LA PASIÓN DE BERNARDO
Hay una pregunta inicial que es el motor del documental de Marcelo Goyeneche. Se trata de esos interrogantes malditos que no admiten nunca una única respuesta: ¿qué es al arte? Es también el principio de una de las tantas historias que están incluidas, por ejemplo, la de Bernardo Arias, director de cine que con sus noventa años, tres largometrajes en su haber y varias colaboraciones desde la época dorada de Lumiton, guarda un ambicioso proyecto que escribe y reescribe para contestar a esa pregunta, pero desde un lugar que parece imposible, es decir, desde el seno mismo de la creación. Por eso va a buscar a alguien que admira, Antonio Pujía, artista plástico notable. Es su forma de contrarrestar ese lema relativista (tristemente certero) de que son las instituciones las que regulan el significado de lo que debe entenderse por arte o no. Por ende, hay una película que gira en torno a otra que ese está haciendo, y que guarda un pacto entre ambos directores (Goyeneche/Arias) también representado adentro. Así de compleja aparece Por amor al arte y sin embargo es muy simple en su apariencia.

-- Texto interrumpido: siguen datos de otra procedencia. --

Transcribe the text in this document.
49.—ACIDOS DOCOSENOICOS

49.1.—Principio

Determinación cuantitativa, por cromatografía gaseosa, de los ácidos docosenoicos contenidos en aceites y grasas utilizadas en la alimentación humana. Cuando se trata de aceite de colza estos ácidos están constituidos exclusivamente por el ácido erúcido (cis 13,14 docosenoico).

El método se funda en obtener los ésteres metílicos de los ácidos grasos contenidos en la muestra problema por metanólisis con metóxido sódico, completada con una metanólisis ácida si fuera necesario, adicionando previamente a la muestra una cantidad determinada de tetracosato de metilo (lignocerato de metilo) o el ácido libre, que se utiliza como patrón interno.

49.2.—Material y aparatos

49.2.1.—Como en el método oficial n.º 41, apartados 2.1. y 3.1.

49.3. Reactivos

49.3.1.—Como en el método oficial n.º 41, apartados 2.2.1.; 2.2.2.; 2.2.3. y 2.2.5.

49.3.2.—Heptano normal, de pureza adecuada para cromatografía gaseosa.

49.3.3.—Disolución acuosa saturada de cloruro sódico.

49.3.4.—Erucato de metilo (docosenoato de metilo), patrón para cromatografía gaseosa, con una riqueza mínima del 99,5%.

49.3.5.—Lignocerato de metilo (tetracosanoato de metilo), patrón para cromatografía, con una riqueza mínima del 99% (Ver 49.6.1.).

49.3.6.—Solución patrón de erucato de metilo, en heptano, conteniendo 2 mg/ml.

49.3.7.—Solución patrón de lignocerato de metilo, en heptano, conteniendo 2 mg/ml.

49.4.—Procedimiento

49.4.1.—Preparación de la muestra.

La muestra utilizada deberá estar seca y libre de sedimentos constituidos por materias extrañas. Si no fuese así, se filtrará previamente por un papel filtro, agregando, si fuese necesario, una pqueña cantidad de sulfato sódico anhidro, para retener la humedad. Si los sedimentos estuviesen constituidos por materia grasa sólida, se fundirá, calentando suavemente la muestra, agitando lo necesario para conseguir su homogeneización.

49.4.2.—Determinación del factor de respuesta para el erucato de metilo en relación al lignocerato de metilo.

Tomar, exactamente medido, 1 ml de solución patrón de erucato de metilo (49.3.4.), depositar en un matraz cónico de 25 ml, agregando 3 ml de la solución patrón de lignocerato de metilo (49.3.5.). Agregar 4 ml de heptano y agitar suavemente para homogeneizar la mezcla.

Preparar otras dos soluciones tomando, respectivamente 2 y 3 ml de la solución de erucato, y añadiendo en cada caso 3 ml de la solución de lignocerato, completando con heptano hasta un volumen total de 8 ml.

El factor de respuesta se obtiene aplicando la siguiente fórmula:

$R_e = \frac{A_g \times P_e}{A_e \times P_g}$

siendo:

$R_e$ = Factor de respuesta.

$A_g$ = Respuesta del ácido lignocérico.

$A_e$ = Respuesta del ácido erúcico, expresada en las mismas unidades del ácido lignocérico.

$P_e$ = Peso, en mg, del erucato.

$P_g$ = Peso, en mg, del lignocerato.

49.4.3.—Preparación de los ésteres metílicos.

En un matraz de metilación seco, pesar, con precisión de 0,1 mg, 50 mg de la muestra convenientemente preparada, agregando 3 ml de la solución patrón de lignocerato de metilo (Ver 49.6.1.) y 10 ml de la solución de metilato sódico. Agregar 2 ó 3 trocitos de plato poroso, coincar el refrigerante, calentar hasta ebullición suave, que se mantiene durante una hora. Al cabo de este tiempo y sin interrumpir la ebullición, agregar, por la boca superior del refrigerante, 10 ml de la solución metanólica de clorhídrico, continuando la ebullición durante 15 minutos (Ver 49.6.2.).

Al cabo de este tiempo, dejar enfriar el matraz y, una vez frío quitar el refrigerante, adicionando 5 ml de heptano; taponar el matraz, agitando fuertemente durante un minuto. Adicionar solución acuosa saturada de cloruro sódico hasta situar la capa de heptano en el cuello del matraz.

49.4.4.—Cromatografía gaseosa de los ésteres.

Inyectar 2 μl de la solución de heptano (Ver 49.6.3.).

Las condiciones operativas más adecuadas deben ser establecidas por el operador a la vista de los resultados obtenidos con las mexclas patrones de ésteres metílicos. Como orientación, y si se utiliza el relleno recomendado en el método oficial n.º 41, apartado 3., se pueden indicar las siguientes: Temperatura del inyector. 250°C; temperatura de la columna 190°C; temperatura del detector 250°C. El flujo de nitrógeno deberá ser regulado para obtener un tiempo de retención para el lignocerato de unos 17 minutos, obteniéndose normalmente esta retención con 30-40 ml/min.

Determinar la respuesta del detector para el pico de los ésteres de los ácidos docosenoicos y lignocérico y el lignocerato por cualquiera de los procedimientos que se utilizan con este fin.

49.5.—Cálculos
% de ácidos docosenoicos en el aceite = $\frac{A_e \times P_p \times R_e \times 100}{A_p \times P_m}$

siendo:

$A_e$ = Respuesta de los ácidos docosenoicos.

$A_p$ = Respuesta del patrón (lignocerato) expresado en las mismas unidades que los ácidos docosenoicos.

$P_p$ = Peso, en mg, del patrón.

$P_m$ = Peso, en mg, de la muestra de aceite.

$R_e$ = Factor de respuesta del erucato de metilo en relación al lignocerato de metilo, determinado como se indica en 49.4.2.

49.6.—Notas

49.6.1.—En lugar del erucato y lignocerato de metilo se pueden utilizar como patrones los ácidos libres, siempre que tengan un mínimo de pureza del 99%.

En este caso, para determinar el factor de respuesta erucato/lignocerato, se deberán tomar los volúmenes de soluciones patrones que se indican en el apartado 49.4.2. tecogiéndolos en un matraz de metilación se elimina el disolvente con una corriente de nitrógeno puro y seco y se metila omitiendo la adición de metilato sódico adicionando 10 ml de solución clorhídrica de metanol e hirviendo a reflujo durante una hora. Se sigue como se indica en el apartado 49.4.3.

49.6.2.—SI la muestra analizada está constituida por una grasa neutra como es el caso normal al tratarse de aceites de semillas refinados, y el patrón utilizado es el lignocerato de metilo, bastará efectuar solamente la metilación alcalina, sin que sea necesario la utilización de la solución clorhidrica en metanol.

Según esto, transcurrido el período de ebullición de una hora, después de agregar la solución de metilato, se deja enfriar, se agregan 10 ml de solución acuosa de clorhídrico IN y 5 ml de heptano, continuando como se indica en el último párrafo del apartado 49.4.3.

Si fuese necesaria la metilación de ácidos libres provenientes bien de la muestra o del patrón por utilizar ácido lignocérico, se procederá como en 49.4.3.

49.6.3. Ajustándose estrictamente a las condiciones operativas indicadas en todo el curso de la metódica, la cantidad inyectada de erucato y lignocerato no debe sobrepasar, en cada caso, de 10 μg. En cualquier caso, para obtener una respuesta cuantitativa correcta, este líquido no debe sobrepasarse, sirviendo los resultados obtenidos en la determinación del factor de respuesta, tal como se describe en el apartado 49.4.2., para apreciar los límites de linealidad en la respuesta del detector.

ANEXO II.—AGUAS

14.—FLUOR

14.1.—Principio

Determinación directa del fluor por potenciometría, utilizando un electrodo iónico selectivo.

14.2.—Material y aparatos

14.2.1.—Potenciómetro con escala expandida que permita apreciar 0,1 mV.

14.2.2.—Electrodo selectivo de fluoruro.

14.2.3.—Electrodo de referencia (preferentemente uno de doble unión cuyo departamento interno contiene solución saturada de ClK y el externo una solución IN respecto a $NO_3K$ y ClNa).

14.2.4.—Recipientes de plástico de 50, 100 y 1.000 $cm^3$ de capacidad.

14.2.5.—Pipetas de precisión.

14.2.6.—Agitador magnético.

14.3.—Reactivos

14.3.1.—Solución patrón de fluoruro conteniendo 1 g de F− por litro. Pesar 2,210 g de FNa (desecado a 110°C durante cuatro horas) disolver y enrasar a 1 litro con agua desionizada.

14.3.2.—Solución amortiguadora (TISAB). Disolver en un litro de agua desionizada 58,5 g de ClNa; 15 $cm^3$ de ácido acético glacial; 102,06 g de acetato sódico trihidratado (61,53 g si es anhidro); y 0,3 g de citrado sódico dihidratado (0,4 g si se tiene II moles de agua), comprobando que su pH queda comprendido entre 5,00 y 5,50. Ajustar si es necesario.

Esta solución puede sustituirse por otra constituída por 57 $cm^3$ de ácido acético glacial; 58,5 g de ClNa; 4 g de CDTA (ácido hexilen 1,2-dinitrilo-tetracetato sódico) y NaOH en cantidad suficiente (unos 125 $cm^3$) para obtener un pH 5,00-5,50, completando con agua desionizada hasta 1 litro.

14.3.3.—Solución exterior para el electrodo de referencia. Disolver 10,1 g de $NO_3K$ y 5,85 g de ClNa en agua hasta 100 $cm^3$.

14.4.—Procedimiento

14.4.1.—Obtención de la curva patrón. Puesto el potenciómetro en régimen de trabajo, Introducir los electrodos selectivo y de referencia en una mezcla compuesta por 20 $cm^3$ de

El director confiesa que fue a buscar una cosa pero que encontró otra y eso le dio vida a la película. Suele pasar. Del caos surge el orden y las respuestas que el documental da contienen verdaderas zonas de interés y otras un poco forzadas. Entre las primeras, hay momentos antológicos, empezando por la misma figura de Bernardo Arias. Goyeneche lo filma en familia, lo inserta en su espacio cotidiano, pero además lo descubre en situaciones de soledad, de reflexión, destacando su vitalidad y su pasión. En otras palabras, filma el asombro de un hombre de noventa años cuyo cuerpo desgastado no impide una lucidez única, que nunca se victimiza (Arias acompañó a cineastas de la talla de Lucas Demare, Manuel Romero y Fernando Birri, entre tantos y sufrió la censura en carne propia de Paulino Tato) y que jamás pierde la voluntad por concretar su proyecto tan anhelado. Y en medio de la convivencia del documentalista con su personaje, está el otro gran descubrimiento, el de su mujer, “Lucy” (quien tiene una hermosa historia con el peronismo), una implacable crítica a la que le gusta poco y nada lo que hizo su marido, capaz de reírse de las imágenes que ambos hombres ven en el monitor después de grabar y de preguntar a qué hora van a comer si siguen trabajando.

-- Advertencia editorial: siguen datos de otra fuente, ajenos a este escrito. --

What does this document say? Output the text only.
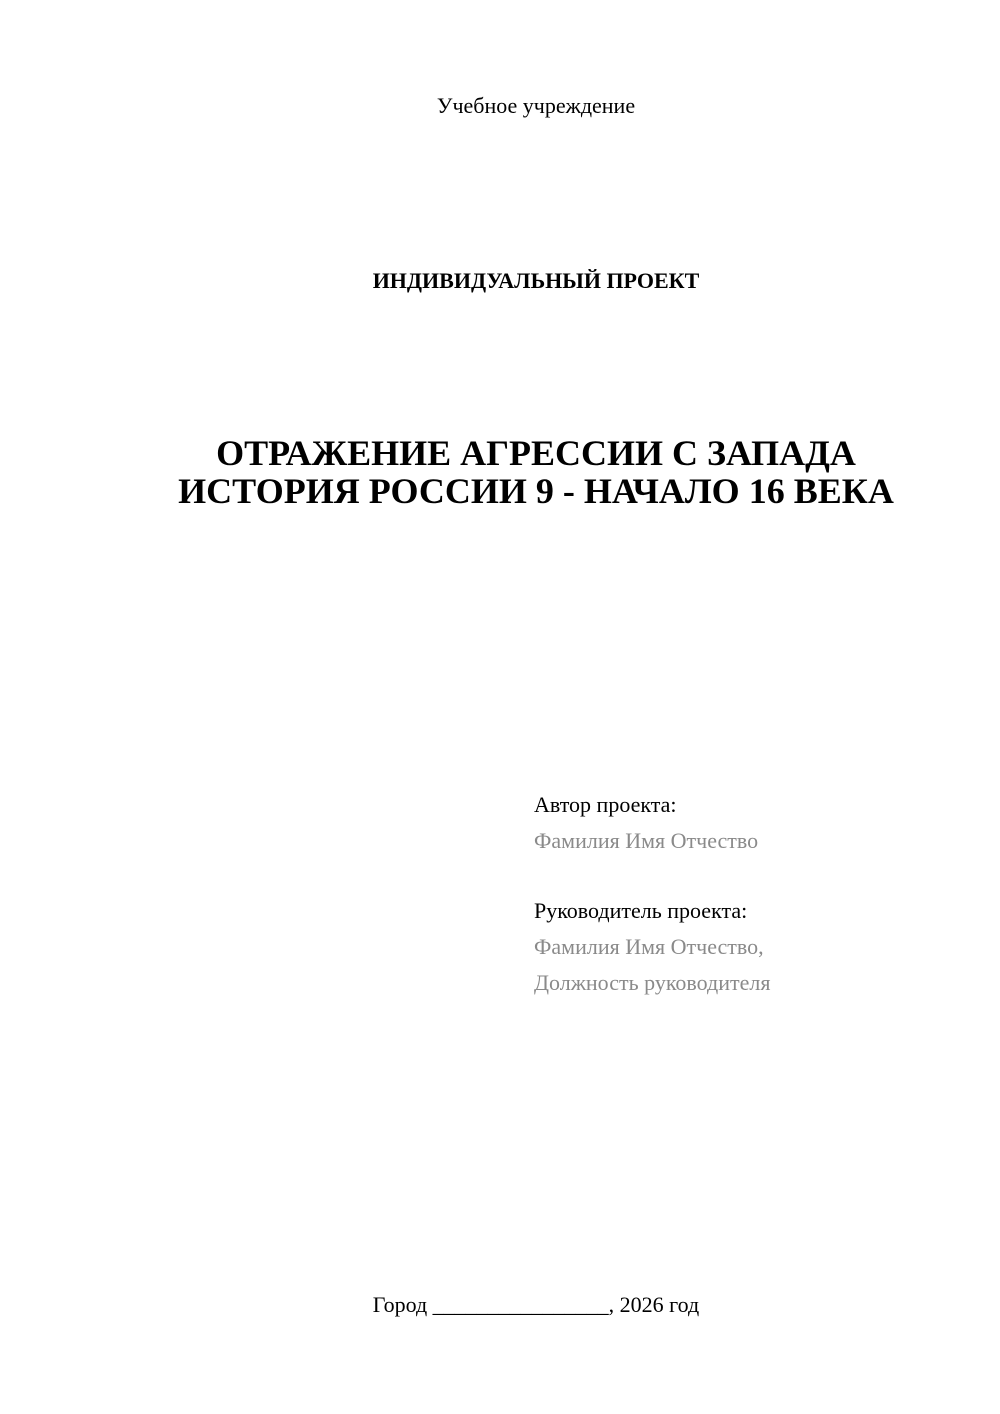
Учебное учреждение
ИНДИВИДУАЛЬНЫЙ ПРОЕКТ
ОТРАЖЕНИЕ АГРЕССИИ С ЗАПАДА
ИСТОРИЯ РОССИИ 9 - НАЧАЛО 16 ВЕКА
Автор проекта:
Фамилия Имя Отчество
Руководитель проекта:
Фамилия Имя Отчество,
Должность руководителя
Город ________________, 2026 год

La otra historia es la de Antonio Pujía, a quien ambos acuden cuando da una conferencia. El también tiene algo que decir y que mostrar. Ambos hombres se respetan y se admiran, hacen chistes y conversan sobre esta cuestión del arte. Goyeneche (que se inserta como parte de la película) capta muy bien la espontaneidad de esos encuentros, sin embargo, las buenas decisiones en varias ocasiones están empañadas por otras. Por ejemplo, es más interesante lo que dice Bernardo sobre la grapa que la información enciclopédica que despliega una incómoda voz didáctica sobre la historia de la pintura, el emotivo relato de Antonio sobre su maestra que la dramatización inserta paralelamente. Más allá de estos aspectos cuestionables, lo que no se puede obviar es la honestidad con que está hecho el documental y la forma en que transpira asombro, admiración y felicidad. Basta mirar la admirable secuencia de las fotos, una manera particular y pertinente de narrar la historia de nuestro cine. U otra en la que los dos artistas reciben a un grupo de estudiantes para conversar. Y sobre todo, los escuchan. Allí uno entiende el deseo de Bernardo de hacer una película para ellos, para las futuras generaciones, porque el principal motor del arte es el amor, y eso atraviesa todos los tiempos. El lugar no es el museo, sino el corazón.